第二の理由は、人造皮革であれば日本の技術力の利点を最大限に発揮できる可能性がることである。日本の経済活性化の一助になり得る。このためには、「人造皮革は革の偽物」との間違ったイメージが取り除くことが必要である。

繊維業界、車産業に携わる方々は、自らが「牛皮などの本皮は人造皮革より品質が優れている」との誤った考えを正してほしい。また「人造皮革」や「合皮」など既存の用語が持つネガティブなイメージを避けるため、たとえば「ニュ-ウェザー」などといった新商品名を前面に出し、地球にやさしい製品であることを訴えるなどの戦術も必要かと思われる。人造皮革であれば機械化も可能であり、現状海外移転してしまった皮革製造工程の日本回帰も夢ではないと期待している。

以上誠に勝手な私の考えを述べてきた。動物の皮革製造に携わっている方々に不愉快な考え方であったかもしれない。しかし私も皮革の現場の実情に長く関わり、皮革製品の品質向上や加工方法の開発にも携わり、実用新案も世に問うて来た。それは「何とか皮巻きハンドル産業が生き残れないか?」との切実な願いからであった。

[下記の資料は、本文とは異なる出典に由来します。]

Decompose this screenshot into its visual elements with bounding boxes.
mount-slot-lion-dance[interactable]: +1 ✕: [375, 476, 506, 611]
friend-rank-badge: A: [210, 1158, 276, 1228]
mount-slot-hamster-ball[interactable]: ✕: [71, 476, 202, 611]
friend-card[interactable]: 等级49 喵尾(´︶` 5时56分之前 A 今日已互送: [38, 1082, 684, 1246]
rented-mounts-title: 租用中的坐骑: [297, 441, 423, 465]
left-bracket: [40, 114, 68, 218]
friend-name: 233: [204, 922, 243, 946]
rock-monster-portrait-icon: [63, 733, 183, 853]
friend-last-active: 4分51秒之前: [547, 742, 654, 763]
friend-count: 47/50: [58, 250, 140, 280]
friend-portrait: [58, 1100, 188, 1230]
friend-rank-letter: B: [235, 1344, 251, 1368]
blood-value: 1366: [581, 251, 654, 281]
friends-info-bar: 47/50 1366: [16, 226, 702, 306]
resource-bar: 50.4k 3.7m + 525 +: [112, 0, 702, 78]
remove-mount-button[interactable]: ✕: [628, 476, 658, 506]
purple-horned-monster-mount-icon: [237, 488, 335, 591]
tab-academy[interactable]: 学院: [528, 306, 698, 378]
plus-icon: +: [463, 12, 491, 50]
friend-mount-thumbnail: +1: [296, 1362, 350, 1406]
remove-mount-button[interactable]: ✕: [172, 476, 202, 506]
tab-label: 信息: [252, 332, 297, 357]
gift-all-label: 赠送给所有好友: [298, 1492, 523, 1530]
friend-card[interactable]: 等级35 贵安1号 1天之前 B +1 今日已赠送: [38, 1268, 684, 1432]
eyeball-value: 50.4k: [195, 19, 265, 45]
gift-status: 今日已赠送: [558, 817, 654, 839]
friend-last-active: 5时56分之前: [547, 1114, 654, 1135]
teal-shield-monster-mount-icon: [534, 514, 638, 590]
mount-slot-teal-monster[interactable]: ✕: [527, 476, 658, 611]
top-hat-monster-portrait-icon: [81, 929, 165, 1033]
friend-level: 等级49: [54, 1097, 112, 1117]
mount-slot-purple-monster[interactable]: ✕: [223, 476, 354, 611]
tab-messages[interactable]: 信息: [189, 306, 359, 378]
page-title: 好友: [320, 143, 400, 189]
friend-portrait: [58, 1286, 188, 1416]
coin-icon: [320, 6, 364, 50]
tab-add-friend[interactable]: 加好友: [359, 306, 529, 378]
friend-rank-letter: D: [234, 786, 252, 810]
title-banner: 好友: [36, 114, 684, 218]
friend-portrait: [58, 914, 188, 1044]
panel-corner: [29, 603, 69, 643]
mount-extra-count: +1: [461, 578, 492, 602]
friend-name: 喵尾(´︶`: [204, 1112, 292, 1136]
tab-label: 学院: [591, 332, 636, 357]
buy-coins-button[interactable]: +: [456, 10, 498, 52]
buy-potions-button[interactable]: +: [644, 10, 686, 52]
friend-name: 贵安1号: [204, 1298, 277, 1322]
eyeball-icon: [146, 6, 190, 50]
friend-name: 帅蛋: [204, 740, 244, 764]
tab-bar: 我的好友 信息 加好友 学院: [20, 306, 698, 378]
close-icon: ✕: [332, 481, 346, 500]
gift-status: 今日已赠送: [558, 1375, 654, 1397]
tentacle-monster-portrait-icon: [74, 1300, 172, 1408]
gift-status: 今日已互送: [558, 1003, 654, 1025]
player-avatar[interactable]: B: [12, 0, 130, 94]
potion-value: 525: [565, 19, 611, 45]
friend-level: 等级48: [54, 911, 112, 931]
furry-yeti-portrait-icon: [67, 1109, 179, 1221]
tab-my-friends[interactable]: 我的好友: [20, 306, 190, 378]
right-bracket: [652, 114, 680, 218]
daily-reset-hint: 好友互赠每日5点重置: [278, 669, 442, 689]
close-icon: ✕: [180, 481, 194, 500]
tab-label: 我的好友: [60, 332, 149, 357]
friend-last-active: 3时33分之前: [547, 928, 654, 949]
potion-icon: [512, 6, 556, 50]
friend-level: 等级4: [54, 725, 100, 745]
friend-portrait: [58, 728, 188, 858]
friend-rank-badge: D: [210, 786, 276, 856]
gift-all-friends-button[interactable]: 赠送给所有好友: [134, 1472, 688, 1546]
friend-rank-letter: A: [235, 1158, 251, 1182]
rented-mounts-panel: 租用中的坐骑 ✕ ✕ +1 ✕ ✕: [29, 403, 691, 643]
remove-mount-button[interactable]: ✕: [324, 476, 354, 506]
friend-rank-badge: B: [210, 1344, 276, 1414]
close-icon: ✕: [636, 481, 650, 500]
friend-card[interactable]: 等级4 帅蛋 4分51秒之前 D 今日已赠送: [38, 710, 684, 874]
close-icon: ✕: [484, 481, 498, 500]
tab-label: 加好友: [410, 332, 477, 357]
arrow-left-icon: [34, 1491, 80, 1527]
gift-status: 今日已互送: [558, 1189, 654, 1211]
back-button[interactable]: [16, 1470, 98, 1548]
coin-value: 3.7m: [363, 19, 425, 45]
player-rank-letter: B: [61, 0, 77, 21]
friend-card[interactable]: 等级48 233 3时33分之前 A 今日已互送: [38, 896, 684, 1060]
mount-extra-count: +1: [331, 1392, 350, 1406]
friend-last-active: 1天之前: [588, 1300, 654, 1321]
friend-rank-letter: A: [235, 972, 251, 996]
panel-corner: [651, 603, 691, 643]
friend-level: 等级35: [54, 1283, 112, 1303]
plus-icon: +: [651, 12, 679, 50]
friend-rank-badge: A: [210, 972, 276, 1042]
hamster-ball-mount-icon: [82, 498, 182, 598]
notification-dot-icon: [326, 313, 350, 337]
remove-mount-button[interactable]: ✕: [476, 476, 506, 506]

しかしながら社会情勢も刻々と変化している。地球規模では人口爆発やそれに伴う食料、飲料水不足がますます深刻になってきている。また文明社会の進展に伴い、自然環境破壊や労働環境悪化などの問題も喫緊の改善が必要な状況となっている。発展途上国に問題を押し付けることで無関心を装うことはいつまでも許されない。

自動車社会はこれからもますます成長拡大して、多くの国や多くの人に利便性を提供し続けるであろう。そうした中で、少しでも「人や地球にやさしい自動車造り」を目指して突き進んで頂きたいと、私は切に願っている。